Denkmäler und öffentlicher Raum
6. Juni 2024
Dieses Seminar untersucht die Beziehung zwischen Denkmälern und dem öffentlichen Raum. Ausgehend von den Reflexionen ihres neuesten Herausgeberbandes (A Difficult Heritage. The After Life of Fascist-Era Art and Architecture, 2023) befasst sich die Kunsthistorikerin Dr. Belmonte (Universität Roma Tre / Bibliotheca Hertziana) mit den Spuren des italienischen Kolonialismus und Praktiken der Neudeutung. Der Wiener Künstler Eduard Freudmann diskutiert partizipative künstlerische Interventionen, die kontroversen Denkmälern gewidmet sind.
Antike Simulakren und Erinnerungskonflikte: Faschismus und Geschichte
7. Juni 2024
Diese Sitzung untersucht das Verhältnis zwischen historischer Erzählung, politischer Mythologie und Denkmälern durch einen Vortrag der Faschismus-Historikerin Dr. Paola Salvatori (Scuola Normale Superiore), Herausgeberin des Bandes Il fascismo e la storia (Edizioni della Normale, 2022). Dr. Salvatori tritt in Dialog mit dem Künstler Stefano Graziani, der für seine fotografischen Forschungen an der Schnittstelle von Architektur und Archiven bekannt ist.
Ausstellung – Inhabited Dissonance. Bozen-Bolzano, 1922–2025
10. Oktober 2025 – 23. November 2025
Eröffnung: 9. Oktober 2025, 19:00 Uhr, im Rahmen der BAW – Bolzano Art Weeks
Galleria Civica (Stadtgalerie)
Inhabited Dissonance.
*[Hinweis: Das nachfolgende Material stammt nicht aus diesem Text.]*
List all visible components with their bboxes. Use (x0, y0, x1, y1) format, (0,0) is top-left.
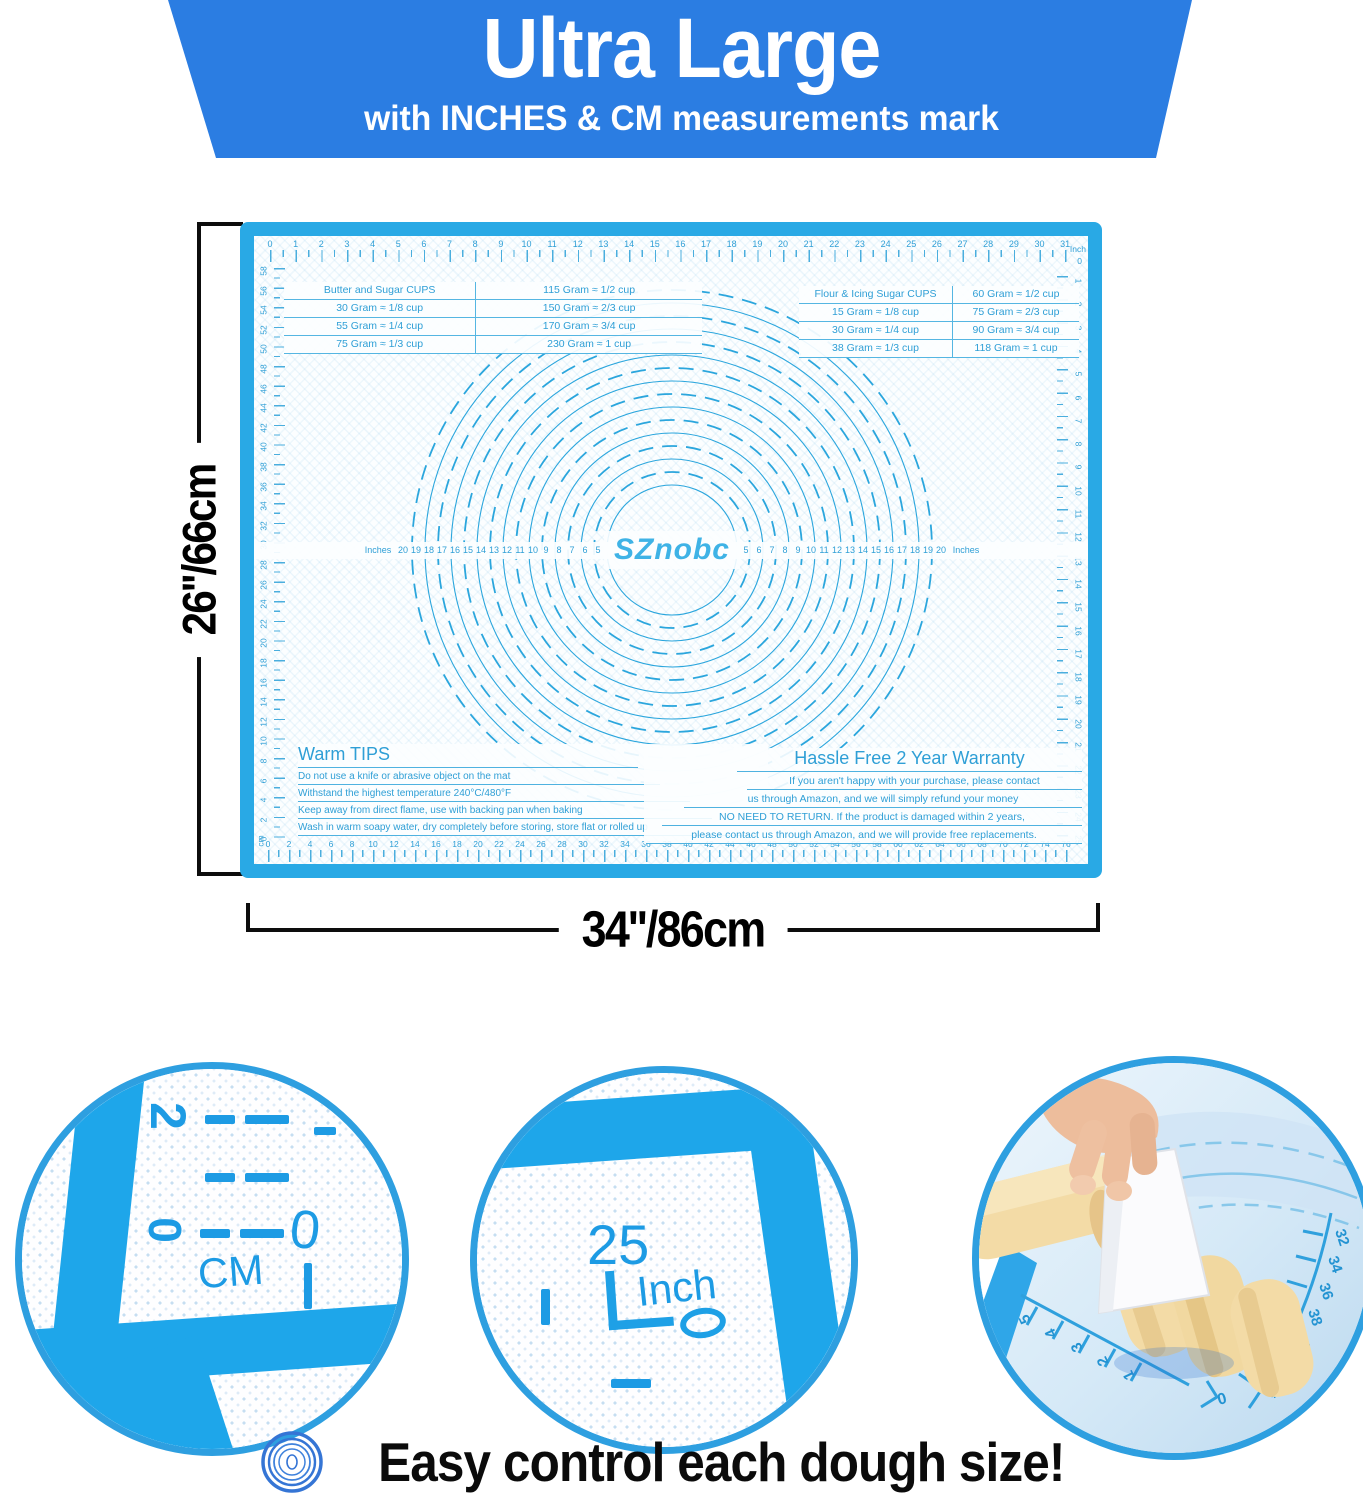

Bozen–Bolzano 1922–2025 präsentiert die Ergebnisse eines interdisziplinären Forschungsprojekts, das von der Fakultät für Design und Künste der Freien Universität Bozen entwickelt wurde. Koordiniert von Prof. Roberto Gigliotti in Zusammenarbeit mit Elisabetta Rattalino, Andrea Di Michele und Waltraud Kofler Engl, umfasst das Projekt Beiträge von Lungomare, BAU und Gianluca Camillini.
Die Ausstellung rekontextualisiert die Spuren der faschistischen Geschichte in Bozen, indem sie diese in einen Dialog mit der Gegenwart bringt. Durch kunsthistorische Forschung, künstlerische Praktiken und Ausstellungsmethoden setzt sich das Projekt kritisch mit der Komplexität dieses städtischen Erbes und seinen dauerhaften sichtbaren Manifestationen auseinander.
Buch – Inhabited Dissonance. Bozen-Bolzano, 1922–2025
Inhabited Dissonance: Bozen Bolzano 1922–2025, herausgegeben von Roberto Gigliotti und Elisabetta Rattalino, versammelt Beiträge von Historikern, Kunsthistorikern, Architekten, Designern und Forschern, darunter Roberta Biasillo, Gianluca Camillini, Aaron Ceolan, Pietro Coda, Andrea Di Michele, Roberto Gigliotti, Waltraud Kofler Engl, Gaia Piccarolo, Elisabetta Rattalino und Paola S. Salvatori. Die Publikation enthält zudem Gespräche mit den Künstlern Eduard Freudmann, Stefano Graziani und Ela Spalding sowie den Kuratoren Angelika Burtscher, Daniele Lupo und Lisa Mazza.